To speed up the process in this case, expressing with a suitable breast pump and using warming and absorbable compresses are used. Any compresses prescribed by your doctor will do, except alcohol or vodka. Alcohol is an antagonist of oxytocin, a hormone that stimulates milk flow. When using alcohol-containing compresses on the breast, it is well absorbed and disrupts the outflow of milk from the affected lobule. Regular use of alcohol compresses can easily “curtail” lactation completely.

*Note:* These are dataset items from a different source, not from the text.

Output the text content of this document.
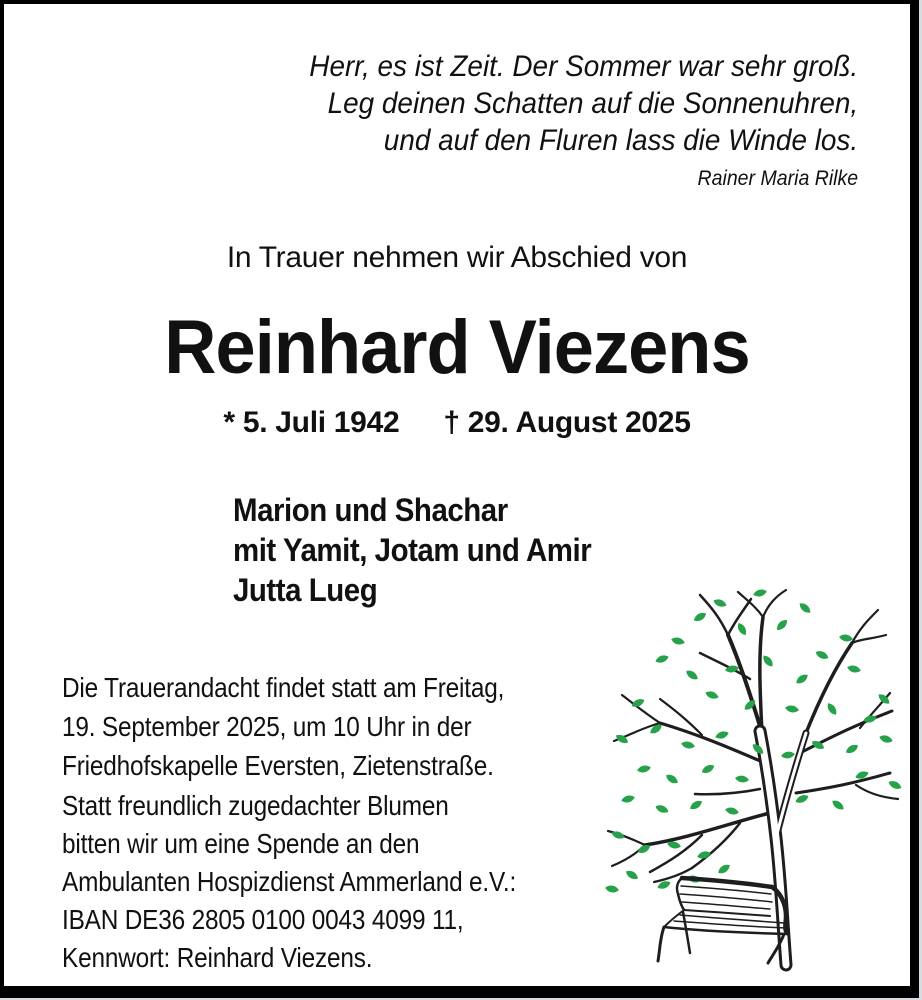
Herr, es ist Zeit. Der Sommer war sehr groß.
Leg deinen Schatten auf die Sonnenuhren,
und auf den Fluren lass die Winde los.
Rainer Maria Rilke
In Trauer nehmen wir Abschied von
Reinhard Viezens
* 5. Juli 1942 † 29. August 2025
Marion und Shachar
mit Yamit, Jotam und Amir
Jutta Lueg
Die Trauerandacht findet statt am Freitag,
19. September 2025, um 10 Uhr in der
Friedhofskapelle Eversten, Zietenstraße.
Statt freundlich zugedachter Blumen
bitten wir um eine Spende an den
Ambulanten Hospizdienst Ammerland e.V.:
IBAN DE36 2805 0100 0043 4099 11,
Kennwort: Reinhard Viezens.
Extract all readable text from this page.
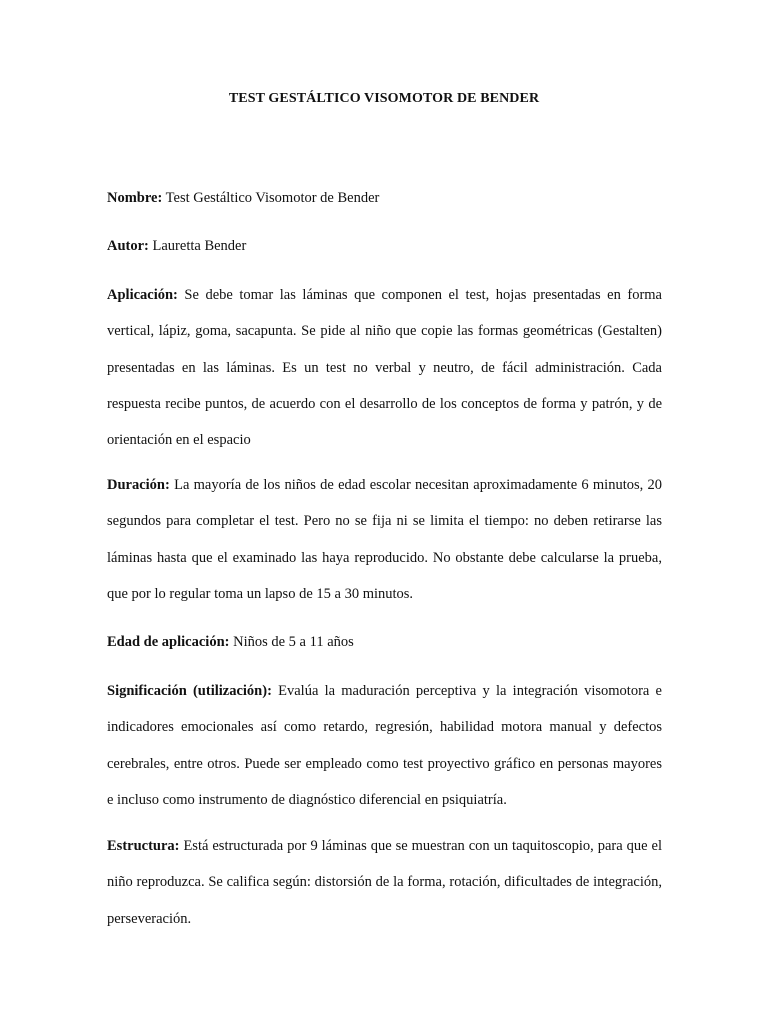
TEST GESTÁLTICO VISOMOTOR DE BENDER
Nombre: Test Gestáltico Visomotor de Bender
Autor: Lauretta Bender
Aplicación: Se debe tomar las láminas que componen el test, hojas presentadas en forma vertical, lápiz, goma, sacapunta. Se pide al niño que copie las formas geométricas (Gestalten) presentadas en las láminas. Es un test no verbal y neutro, de fácil administración. Cada respuesta recibe puntos, de acuerdo con el desarrollo de los conceptos de forma y patrón, y de orientación en el espacio
Duración: La mayoría de los niños de edad escolar necesitan aproximadamente 6 minutos, 20 segundos para completar el test. Pero no se fija ni se limita el tiempo: no deben retirarse las láminas hasta que el examinado las haya reproducido. No obstante debe calcularse la prueba, que por lo regular toma un lapso de 15 a 30 minutos.
Edad de aplicación: Niños de 5 a 11 años
Significación (utilización): Evalúa la maduración perceptiva y la integración visomotora e indicadores emocionales así como retardo, regresión, habilidad motora manual y defectos cerebrales, entre otros. Puede ser empleado como test proyectivo gráfico en personas mayores e incluso como instrumento de diagnóstico diferencial en psiquiatría.
Estructura: Está estructurada por 9 láminas que se muestran con un taquitoscopio, para que el niño reproduzca. Se califica según: distorsión de la forma, rotación, dificultades de integración, perseveración.
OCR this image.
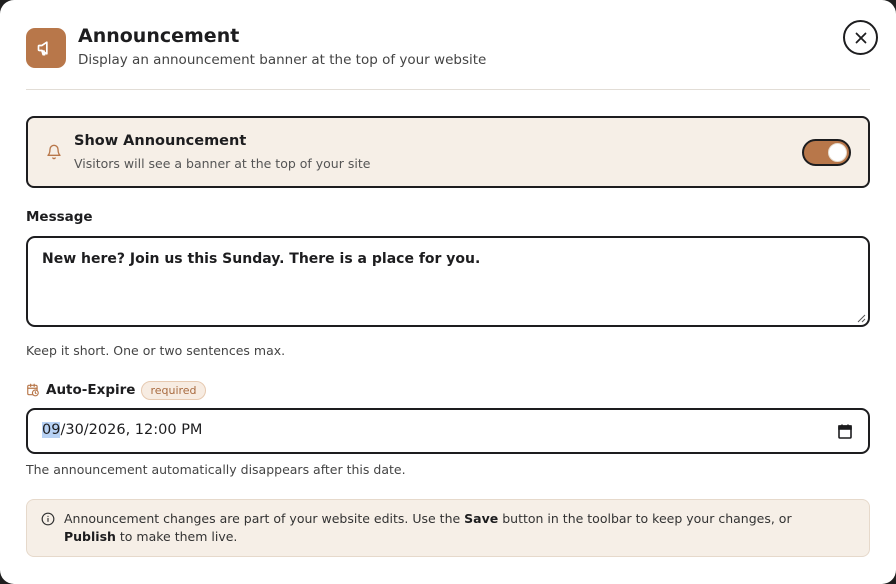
Announcement
Display an announcement banner at the top of your website
Show Announcement
Visitors will see a banner at the top of your site
Message
New here? Join us this Sunday. There is a place for you.
Keep it short. One or two sentences max.
Auto-Expire	required
09/30/2026, 12:00 PM
The announcement automatically disappears after this date.
Announcement changes are part of your website edits. Use the Save button in the toolbar to keep your changes, or Publish to make them live.
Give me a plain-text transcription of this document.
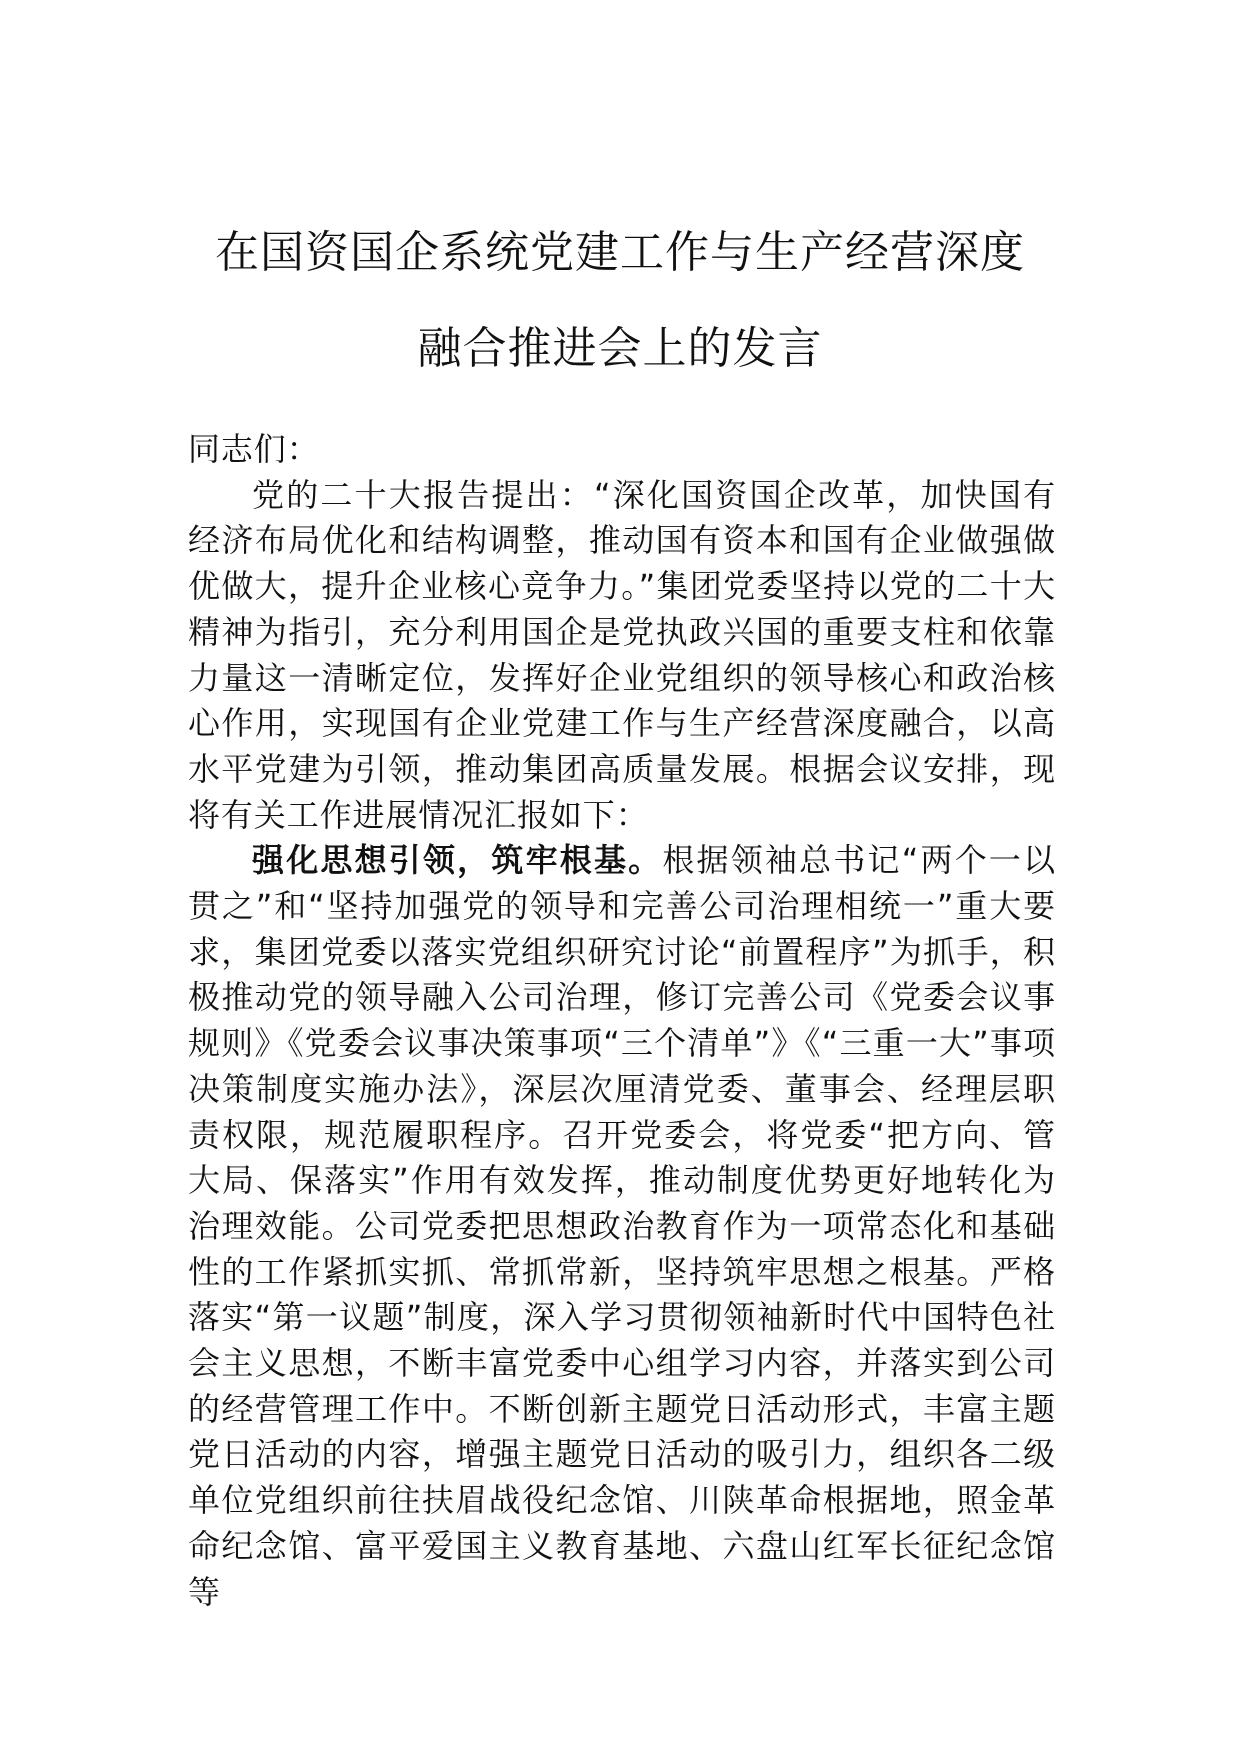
在国资国企系统党建工作与生产经营深度
融合推进会上的发言

同志们：

党的二十大报告提出：“深化国资国企改革，加快国有经济布局优化和结构调整，推动国有资本和国有企业做强做优做大，提升企业核心竞争力。”集团党委坚持以党的二十大精神为指引，充分利用国企是党执政兴国的重要支柱和依靠力量这一清晰定位，发挥好企业党组织的领导核心和政治核心作用，实现国有企业党建工作与生产经营深度融合，以高水平党建为引领，推动集团高质量发展。根据会议安排，现将有关工作进展情况汇报如下：

强化思想引领，筑牢根基。根据领袖总书记“两个一以贯之”和“坚持加强党的领导和完善公司治理相统一”重大要求，集团党委以落实党组织研究讨论“前置程序”为抓手，积极推动党的领导融入公司治理，修订完善公司《党委会议事规则》《党委会议事决策事项“三个清单”》《“三重一大”事项决策制度实施办法》，深层次厘清党委、董事会、经理层职责权限，规范履职程序。召开党委会，将党委“把方向、管大局、保落实”作用有效发挥，推动制度优势更好地转化为治理效能。公司党委把思想政治教育作为一项常态化和基础性的工作紧抓实抓、常抓常新，坚持筑牢思想之根基。严格落实“第一议题”制度，深入学习贯彻领袖新时代中国特色社会主义思想，不断丰富党委中心组学习内容，并落实到公司的经营管理工作中。不断创新主题党日活动形式，丰富主题党日活动的内容，增强主题党日活动的吸引力，组织各二级单位党组织前往扶眉战役纪念馆、川陕革命根据地，照金革命纪念馆、富平爱国主义教育基地、六盘山红军长征纪念馆等
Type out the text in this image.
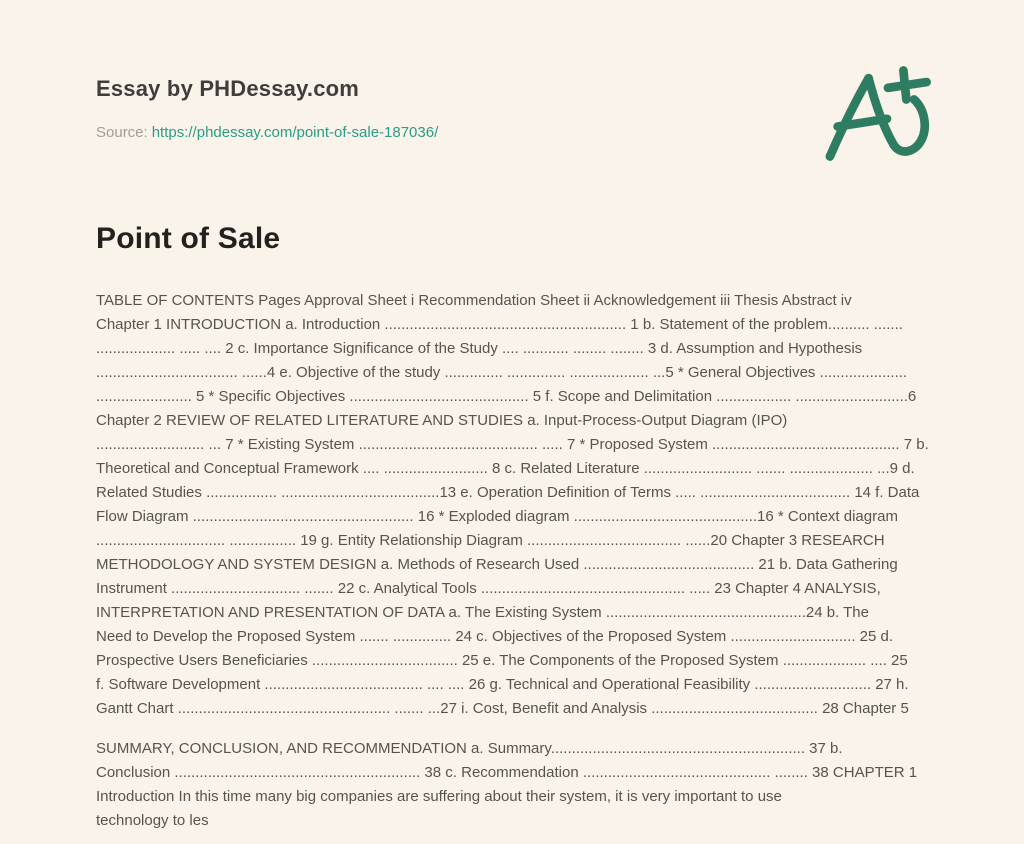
Essay by PHDessay.com
Source: https://phdessay.com/point-of-sale-187036/
Point of Sale
TABLE OF CONTENTS Pages Approval Sheet i Recommendation Sheet ii Acknowledgement iii Thesis Abstract iv
Chapter 1 INTRODUCTION a. Introduction .......................................................... 1 b. Statement of the problem.......... .......
................... ..... .... 2 c. Importance Significance of the Study .... ........... ........ ........ 3 d. Assumption and Hypothesis
.................................. ......4 e. Objective of the study .............. .............. ................... ...5 * General Objectives .....................
....................... 5 * Specific Objectives ........................................... 5 f. Scope and Delimitation .................. ...........................6
Chapter 2 REVIEW OF RELATED LITERATURE AND STUDIES a. Input-Process-Output Diagram (IPO)
.......................... ... 7 * Existing System ........................................... ..... 7 * Proposed System ............................................. 7 b.
Theoretical and Conceptual Framework .... ......................... 8 c. Related Literature .......................... ....... .................... ...9 d.
Related Studies ................. ......................................13 e. Operation Definition of Terms ..... .................................... 14 f. Data
Flow Diagram ..................................................... 16 * Exploded diagram ............................................16 * Context diagram
............................... ................ 19 g. Entity Relationship Diagram ..................................... ......20 Chapter 3 RESEARCH
METHODOLOGY AND SYSTEM DESIGN a. Methods of Research Used ......................................... 21 b. Data Gathering
Instrument ............................... ....... 22 c. Analytical Tools ................................................. ..... 23 Chapter 4 ANALYSIS,
INTERPRETATION AND PRESENTATION OF DATA a. The Existing System ................................................24 b. The
Need to Develop the Proposed System ....... .............. 24 c. Objectives of the Proposed System .............................. 25 d.
Prospective Users Beneficiaries ................................... 25 e. The Components of the Proposed System .................... .... 25
f. Software Development ...................................... .... .... 26 g. Technical and Operational Feasibility ............................ 27 h.
Gantt Chart ................................................... ....... ...27 i. Cost, Benefit and Analysis ........................................ 28 Chapter 5
SUMMARY, CONCLUSION, AND RECOMMENDATION a. Summary............................................................. 37 b.
Conclusion ........................................................... 38 c. Recommendation ............................................. ........ 38 CHAPTER 1
Introduction In this time many big companies are suffering about their system, it is very important to use
technology to les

For INFECTED mastitis, antibiotic therapy is necessary. Exists a large number of modern antibiotics compatible with breastfeeding. If a doctor prescribes antibiotics, you must inform him about this, because very often doctors do not consider it necessary to continue breastfeeding during antibiotic therapy and do not bother choosing a treatment that is compatible with breastfeeding. As a rule, it is necessary to regularly take medications prescribed by a doctor for at least 5 days and take care to “save” your intestinal flora during the period of antibiotic treatment. Now there are many combination drugs, which are prescribed simultaneously with antibiotics. If your doctor has not prescribed anything like this, consult your pharmacist.

4. BREAST ABSCESS is a condition that develops against the background of mastitis IN THE LACK OF TREATMENT.

Never forms from scratch in 1 day! With an abscess, in place of what was once lactostasis, a cavity is formed filled with purulent contents. An abscess, as a rule, opens into the milk duct and its treatment consists of regular pumping of the sore breast and a course of antibacterial therapy. Self-medication for an abscess is dangerous - you MUST consult a specialist. In case of an abscess, while pus is released from the milk duct, it is recommended to continue feeding the child only from a healthy breast.

When preparing the material, the book “Breastfeeding Counseling”, author Zh.V. Tsaregradskaya, was used.